3. By the way, this is my favorite out of all of the voyages made in the history of historic voyages. It is now 1519, and Ferdinand Magellan embarks on an epic three-year voyage around the world. He sailed west across the Atlantic and south along the coast of South America, passing through a strait which now bears his name: The strait of Magellan. He continued his trip west across the Pacific. Unfortunately, Magellan died in the Philippines. However, his crew completed the journey. His expedition once and for all proved that the Earth is round. Way to go, Magellan! Nowadays, however, the Magellan you use in your car is, to tell you the truth, quite dumb.

4. By 1521, Hernando Cortes had conquered the Aztecs of Mexico. He conquered them with the help of neighboring tribes and claimed their wealth for Spain.

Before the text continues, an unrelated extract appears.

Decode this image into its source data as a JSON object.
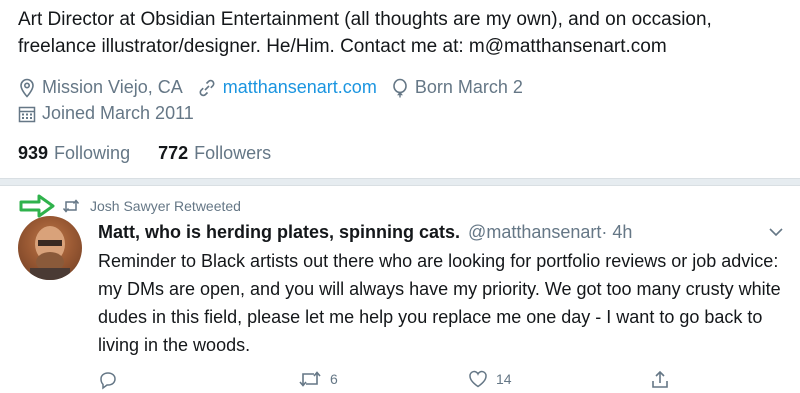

5.1553, Fransisco Pizarro conquered the Incas of Peru. He conquered them as Cortes did, sadly because he was a greedy man, only wanting them for their wealth and for the slaves he could put to work in the gold and silver mines of Spain.

6. Between 1528 and 1536, Hernando de Soto explores the southeastern half of the United States. In 1541, he discovers the Mississippi river.

7. 1542, and Juan Cabrillo explores the coast of California.

Then Philip the Second marches in and says, “I’ll take that,” snatching the numerous explorations and discoveries that other people had made and stuffing them into his own pocket. He now probably controlled more of the Earth’s surface than any other man in history. He wanted more. He wanted England, and his plans to gain control were thwarted more than once. It infuriated him and he wanted the English throne. Unfortunately, he wasn’t getting it.

When the Roman church responded to the Protestant Reformation with a Counter-Reformation to crush Protestantism and to bring as many souls as possible back to the Catholic fold, Philip finds his chance to attack England openly and invade.

By 1588, he was prepared, with an awesome fleet of 130 ships and about 30,000 men he called the “Invincible Armada”. His plan was that this “Invincible Armada” would sail up the English Channel, pick up some troops from the Netherlands, and invade England. If Philip had been successful in conquering England, there would be no English colonies in the New World and no United States of America.

God was faithful to his people and intervened. The Armada never made it to the Netherlands. The English fleet, with smaller, easier to maneuver ships, attacked the heavy Spanish galleons while they were still in the English Channel. The remainder of the ships attempted to escape, but that’s where God stepped in. A storm arose, smashing many of the ships to pieces on the shores of Ireland and Scotland.

The English naturally credited their victory to God, making a dedicatory medal which read, “God blew and they scattered.”

The defeat of the Invisible Armada was a place mark for the beginning of Spain’s decline as a world power. If Philip had succeeded, the whole subsequent history of Scotland and England would have been greatly affected; there would have been no Protestant North America, and no Anglo-Saxon civilization. It would have made Spain queen of the world, and that nation would have set the type of civilization in the ages which have followed.

Here are some links to find out more about all of these explorers:

King Philip the II

Juan Cabrillo

Francisco Pizarro

Hernando de Soto

Hernando Cortes

Ponce de Leon

Vasco de Balboa


One thought on “Spain’s Crusade in the New World

  1. Well done; interesting! I’ve always loved the story of Ponce de Leon’s “fountain of youth” as well as the Singing Tower, which I learned about when in school (oh, so many years ago!). I’ve been to Florida but never in the vicinity of the tower. And would love to go to the spot recognized as the Fountain of Youth.
    How romantic! Your piece has peeked my curiosity so I’ll be checking out some of the links you gave. Keep up the good work.